In recent Analytics Vidhya Hackathon, I have come to know this Concept Called Target Encoding for handling categorical variables having too many levels (Ex ZIP code, Phone Number). I want to implement this in R but I couldn’t get any leads in Google. Can anybody help me building this in R with CV.?


#2

Hi @Satish_Chilloji, Target Encoding is used when we have to encode a categorical variable which suffers from high cardinality, i.e., too many levels.

Suppose you have a ZIP code feature with 100 levels in your data, and the target variable is continuous. You can create a lookup table by grouping the ZIP code variable and take the group-wise mean of the target variable. Now you can use this lookup table to replace the levels with the calculated mean of target variable, in the ZIP code feature in the original dataset.

You can refer the following sample code to understand the concept.

library(dplyr)

# creating a dummy dataset
data = data.frame(ZIP_CODE = c("110001", "110003", "110021", "110003", "110001", "110021"),
                  Target = c(23,34,56,78,33,65))

data # print data

ZIP_CODE Target
1 110001 23
2 110003 34
3 110021 56
4 110003 78
5 110001 33
6 110021 65

# creating a lookup table
lookup = data %>%
  group_by(ZIP_CODE) %>%
  summarise(mean_target = mean(Target))

lookup # print lookup data

# A tibble: 3 x 2
ZIP_CODE mean_target
<fct> <dbl>
110001 28.0
110003 56.0
110021 60.5

# adding mean target values from the lookup table to the original data
data = left_join(data, lookup)
data # print data with encoded ZIP_CODE
ZIP_CODE Target mean_target
110001 23 28
110003 34 56
110021 56 60.5
110003 78 56
110001 33 28
110021 65 60.5

mean_target is the encoded form of the ZIP_CODE.


#3

That’s very clean example to understand, Thank you Joshi.
I have following few questions before building this.

  1. Let’s say I have built the target coding on the training data set for the ZIP code and we will map this values on the test data set ZIP code as we don’t have the Target for Test, let me know I am correct? If so how to handle unseen levels (example new ZIP code 110022) in Test data that we haven’t come across training data set?

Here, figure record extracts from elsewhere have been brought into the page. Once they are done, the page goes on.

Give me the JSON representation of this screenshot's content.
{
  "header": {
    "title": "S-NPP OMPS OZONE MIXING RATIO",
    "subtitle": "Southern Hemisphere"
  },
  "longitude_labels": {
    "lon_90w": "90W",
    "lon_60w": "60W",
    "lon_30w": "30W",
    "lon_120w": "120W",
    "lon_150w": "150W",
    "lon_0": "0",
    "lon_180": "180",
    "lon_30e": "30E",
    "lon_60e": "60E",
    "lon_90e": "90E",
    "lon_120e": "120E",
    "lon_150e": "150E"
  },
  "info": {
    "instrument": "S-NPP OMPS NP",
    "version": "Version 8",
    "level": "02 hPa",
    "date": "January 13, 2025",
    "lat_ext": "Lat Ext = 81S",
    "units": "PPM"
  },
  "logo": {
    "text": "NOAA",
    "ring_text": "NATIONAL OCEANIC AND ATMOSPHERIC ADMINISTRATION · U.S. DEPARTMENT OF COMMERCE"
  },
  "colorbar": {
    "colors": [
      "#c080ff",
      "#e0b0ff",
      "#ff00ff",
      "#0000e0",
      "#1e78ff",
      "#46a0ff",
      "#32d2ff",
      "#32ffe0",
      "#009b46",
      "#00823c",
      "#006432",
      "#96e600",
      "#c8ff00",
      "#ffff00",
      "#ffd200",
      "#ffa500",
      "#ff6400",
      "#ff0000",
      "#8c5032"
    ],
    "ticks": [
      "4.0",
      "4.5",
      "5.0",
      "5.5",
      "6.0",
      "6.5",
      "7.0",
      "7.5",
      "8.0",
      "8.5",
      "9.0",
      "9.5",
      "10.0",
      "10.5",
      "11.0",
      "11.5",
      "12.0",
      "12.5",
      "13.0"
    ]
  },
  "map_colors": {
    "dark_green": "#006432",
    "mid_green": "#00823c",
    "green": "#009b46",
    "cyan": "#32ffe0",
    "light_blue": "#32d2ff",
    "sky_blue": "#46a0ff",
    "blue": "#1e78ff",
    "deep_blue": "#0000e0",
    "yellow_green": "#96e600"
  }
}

2)If we simply replace ZIP code with ZIP code target encoding value will it cause overfitting ?.
I have gone through below article from kaggle the code is written in python(hard to understand for me), They have done cross-validation to overcome overfitting.
https://www.kaggle.com/tnarik/likelihood-encoding-of-categorical-features/notebook

Let me know your thoughts.